The federal court in the Seventh Circuit states, "A party must move to strike an affidavit that violates Rule 56(e); if he fails to do so, he will waive his objection and in the absence of 'a gross miscarriage of justice,' the court may consider the defective affidavit." Federal Deposit Ins. Corp. v. Meyer, 781 F.2d 1260, 1267 (7th Cir. 1986) (quoting Klingman v. Nat. Indem. Co., 317 F.2d 850, 854 (7th Cir. 1963)). In contrast, the rule in Hawaii is that "[a]n affidavit consisting of inadmissible hearsay cannot serve as a basis for awarding or denying summary judgment." Nakato v. Macharg, 89 Hawaii 79, 89, 969 P.2d 824, 834 (App. 1998) (citations omitted).

CONCLUSION

Accordingly, with respect to the circuit court's September 17, 1998 Findings of Fact; Conclusions of Law; Order Granting Plaintiff's Motion for Summary Judgment and for Interlocutory Decree of Foreclosure Against All Defendants, the findings of fact and conclusions of law is vacated; the Order Granting Plaintiff's Motion for Summary Judgment is reversed; the September 17, 1998 Judgment is vacated; and this case is remanded to the circuit court for further proceedings consistent with this opinion.



On the briefs:



Gary Victor Dubin

for Defendants-Appellants.



Allen I. Marutani

for Plaintiff-Appellee.













1. 15 U.S.C.S. § 1635(a) (1993) of the Truth in Lending Act provides:



Disclosure of obligor's right to rescind.
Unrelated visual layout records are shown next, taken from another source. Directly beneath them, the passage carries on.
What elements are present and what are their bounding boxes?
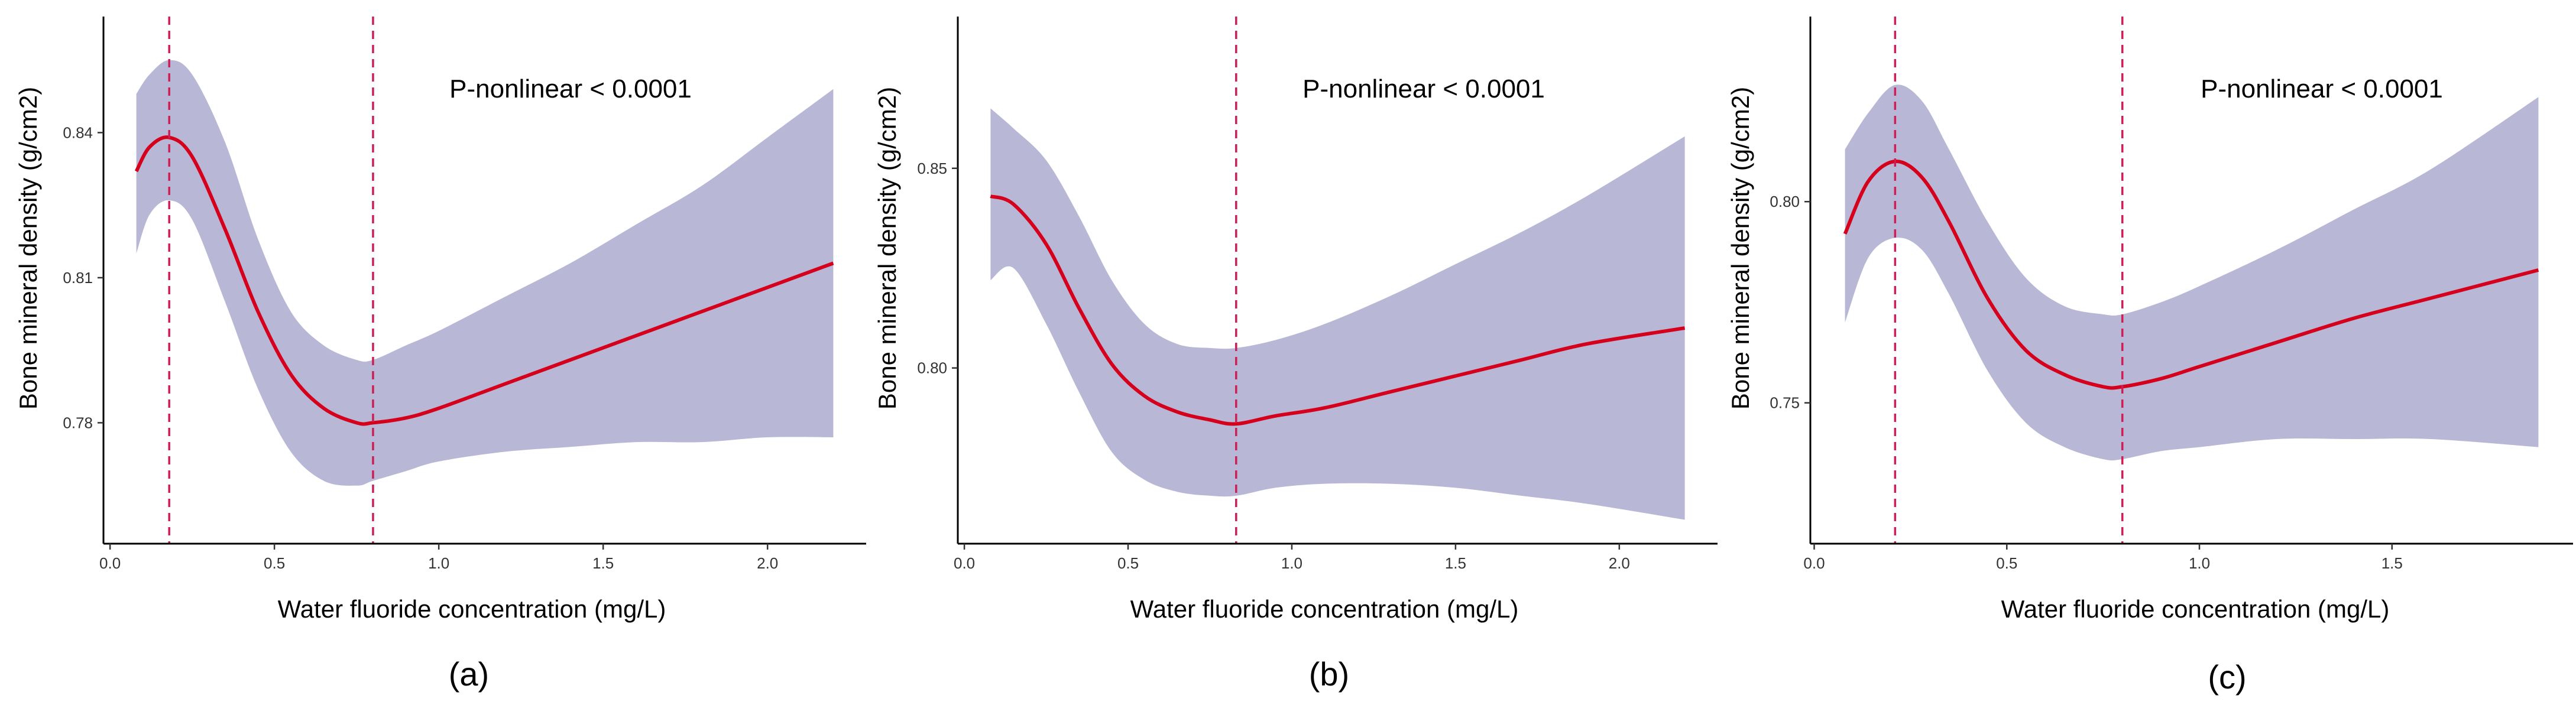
x-tick-label: 0.5 <box>1117 554 1139 572</box>
x-tick-label: 0.0 <box>954 554 975 572</box>
x-axis-title: Water fluoride concentration (mg/L) <box>1130 595 1519 623</box>
y-axis-title: Bone mineral density (g/cm2) <box>14 87 42 410</box>
x-tick-label: 1.0 <box>1281 554 1302 572</box>
fit-line <box>134 135 834 426</box>
y-tick-label: 0.84 <box>63 124 93 141</box>
x-tick-label: 0.5 <box>264 554 285 572</box>
fit-line <box>990 194 1686 426</box>
panel-c: 0.0 0.5 1.0 1.5 0.75 0.80 P-nonlinear < 0.000… <box>1726 17 2573 696</box>
y-axis-title: Bone mineral density (g/cm2) <box>1726 87 1754 410</box>
y-tick-label: 0.81 <box>63 269 93 287</box>
x-tick-label: 1.5 <box>2381 554 2403 572</box>
panel-label: (b) <box>1309 655 1349 693</box>
x-tick-label: 0.0 <box>1803 554 1825 572</box>
y-tick-label: 0.80 <box>1770 193 1800 210</box>
x-tick-label: 2.0 <box>757 554 778 572</box>
confidence-band <box>990 108 1685 520</box>
confidence-band <box>1845 85 2539 461</box>
x-tick-label: 0.5 <box>1996 554 2017 572</box>
y-tick-label: 0.85 <box>917 160 947 177</box>
fit-line <box>1843 160 2539 390</box>
panel-label: (c) <box>2208 658 2246 696</box>
x-tick-label: 1.5 <box>1445 554 1466 572</box>
y-tick-label: 0.78 <box>63 414 93 431</box>
panel-label: (a) <box>449 655 489 693</box>
x-tick-label: 1.5 <box>592 554 614 572</box>
x-tick-label: 0.0 <box>99 554 121 572</box>
p-nonlinear-annotation: P-nonlinear < 0.0001 <box>449 74 692 103</box>
panel-b: 0.0 0.5 1.0 1.5 2.0 0.80 0.85 P-nonlinear < 0.… <box>873 17 1718 693</box>
x-axis-title: Water fluoride concentration (mg/L) <box>2001 595 2390 623</box>
x-tick-label: 1.0 <box>2189 554 2210 572</box>
y-tick-label: 0.80 <box>917 359 947 377</box>
x-axis-title: Water fluoride concentration (mg/L) <box>278 595 666 623</box>
y-tick-label: 0.75 <box>1770 394 1800 412</box>
panel-a: 0.0 0.5 1.0 1.5 2.0 0.78 0.81 0.84 P-nonlinear … <box>14 17 866 693</box>
confidence-band <box>136 60 834 486</box>
x-tick-label: 2.0 <box>1609 554 1630 572</box>
p-nonlinear-annotation: P-nonlinear < 0.0001 <box>2201 74 2443 103</box>
y-axis-title: Bone mineral density (g/cm2) <box>873 87 901 410</box>
x-tick-label: 1.0 <box>428 554 449 572</box>
p-nonlinear-annotation: P-nonlinear < 0.0001 <box>1302 74 1545 103</box>
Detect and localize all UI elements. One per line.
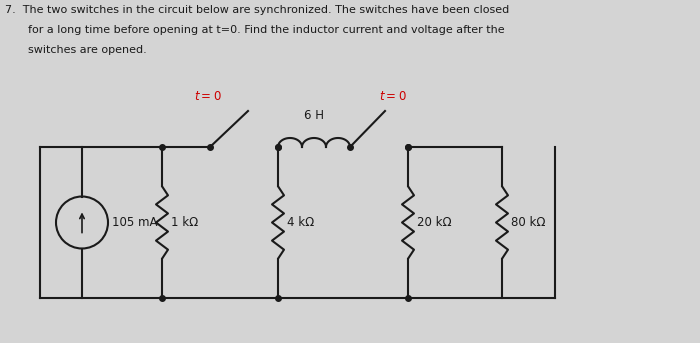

Except as otherwise provided in this section, in the case of any consumer credit transaction . . . in which a security interest, . . . , is or will be retained or acquired in any property which is used as the principal dwelling of the person to credit is extended, the obligor shall have the right to rescind the transaction until midnight of the third business day following the consummation of the transaction or the delivery of the information and rescission forms required under this section together with a statement containing the material disclosures required under this title . . . , whichever is later, by notifying the creditor, . . . , of his intention to do so.

2. Hawaii Rules of Civil Procedure (HRCP) Rule 56(e) states in relevant part that "[s]worn or certified copies of all papers or parts thereof referred to in an affidavit shall be attached thereto or served therewith."

3. HRCP Rule 54(b) provides in relevant part as follows:



Judgment Upon Multiple Claims or Involving Multiple Parties. When more than one claim for relief is presented in an action, whether as a claim, counterclaim, cross-claim, or third-party claim, or when multiple parties are involved, the court may direct the entry of a final judgment as to one or more but fewer than all of the claims or parties only upon an express determination that there is no just reason for delay and upon an express direction for the entry of judgment.

4. Hawaii Rules of Evidence (HRE) Rule 802 states that "[h]earsay is not admissible except as provided by these rules, or by other rules prescribed by the [Hawaii] supreme court, or by statute."



HRE Rule 801(3) defines "hearsay" as "a statement, other than one made by the declarant while testifying at the trial or hearing, offered in evidence to prove the truth of the matter asserted."